What is not the case is that the evolutionary theories of biology have much to do with the metaphysical theories of ID or the Double Ds. Dawkins and Dennett generalise the theory to give analogies outside its biological domain, and interpret it to give support to their own metaphysics. At best, though, evolution removes one or a few of the prior objections to being atheist. It doesn't in any way give a positive reason to be atheist. And to argue with the IDevotees is to give them credit they haven't earned. Philosophically, everything they offer was demolished over a century ago. Politically, they need to be opposed, because they would introduce into science a failed epistemology. But there's no philosophical meat there.

Ruse is on track to end up like Steve Fuller - although unlike Fuller he doesn't think ID is science, by giving it the credence he does, he is perilously close to the sort of epistemic nihilism that Fuller espouses. Either science is the best way of knowing about the natural world, in which case ID is bankrupt and not worth dignifying, or it isn't, and Ruse's entire corpus is based on a mistake.

The third way is to say that a scientific theory, like evolution, must be assessed in its own right, and not in terms of how it affects the religious or irreligious (or the artistic community, or political thinkers, or...). Let Dennett be an atheist - I'm not bound to follow because I accept the validity of evolutionary biology. Let Ruse engage the religious objections to science; it's a field of its own intrinsic interest. But let's not think that the science actually supports either viewpoint. That way lies Dancing Wu Li Masters, Deepak Chopra and other such new agey nonsense.
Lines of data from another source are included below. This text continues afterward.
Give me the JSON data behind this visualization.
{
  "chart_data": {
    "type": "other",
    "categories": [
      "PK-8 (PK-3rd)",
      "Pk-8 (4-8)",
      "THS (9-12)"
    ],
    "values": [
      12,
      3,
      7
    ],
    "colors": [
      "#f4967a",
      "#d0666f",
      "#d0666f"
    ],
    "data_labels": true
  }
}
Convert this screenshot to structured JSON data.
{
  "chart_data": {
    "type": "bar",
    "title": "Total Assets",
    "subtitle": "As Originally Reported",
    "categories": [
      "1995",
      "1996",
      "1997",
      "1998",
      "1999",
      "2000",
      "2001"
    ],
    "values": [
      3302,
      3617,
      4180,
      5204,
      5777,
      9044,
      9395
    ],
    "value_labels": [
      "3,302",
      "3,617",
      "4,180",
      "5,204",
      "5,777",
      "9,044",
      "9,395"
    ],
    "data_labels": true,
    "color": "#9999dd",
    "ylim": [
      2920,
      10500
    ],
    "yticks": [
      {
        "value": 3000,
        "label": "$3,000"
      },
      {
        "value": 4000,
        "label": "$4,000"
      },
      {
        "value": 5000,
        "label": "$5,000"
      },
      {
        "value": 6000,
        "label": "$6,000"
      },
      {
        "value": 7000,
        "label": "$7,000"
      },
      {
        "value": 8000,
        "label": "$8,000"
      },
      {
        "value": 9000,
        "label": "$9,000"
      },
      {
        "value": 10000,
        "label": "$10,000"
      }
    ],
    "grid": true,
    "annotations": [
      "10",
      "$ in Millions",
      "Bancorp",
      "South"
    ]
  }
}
I have met both of these guys, briefly. Dennett and Ruse both seem to be nice people (and so are they all honourable men), although they are as opinionated as the territory requires of its alpha males (but rarely, have you noticed, the alpha females?). And both are significant figures. But neither define this debate for all the press coverage. And what on earth was Ruse thinking in giving that master of prevarication and obfuscation, William Dembski, private emails?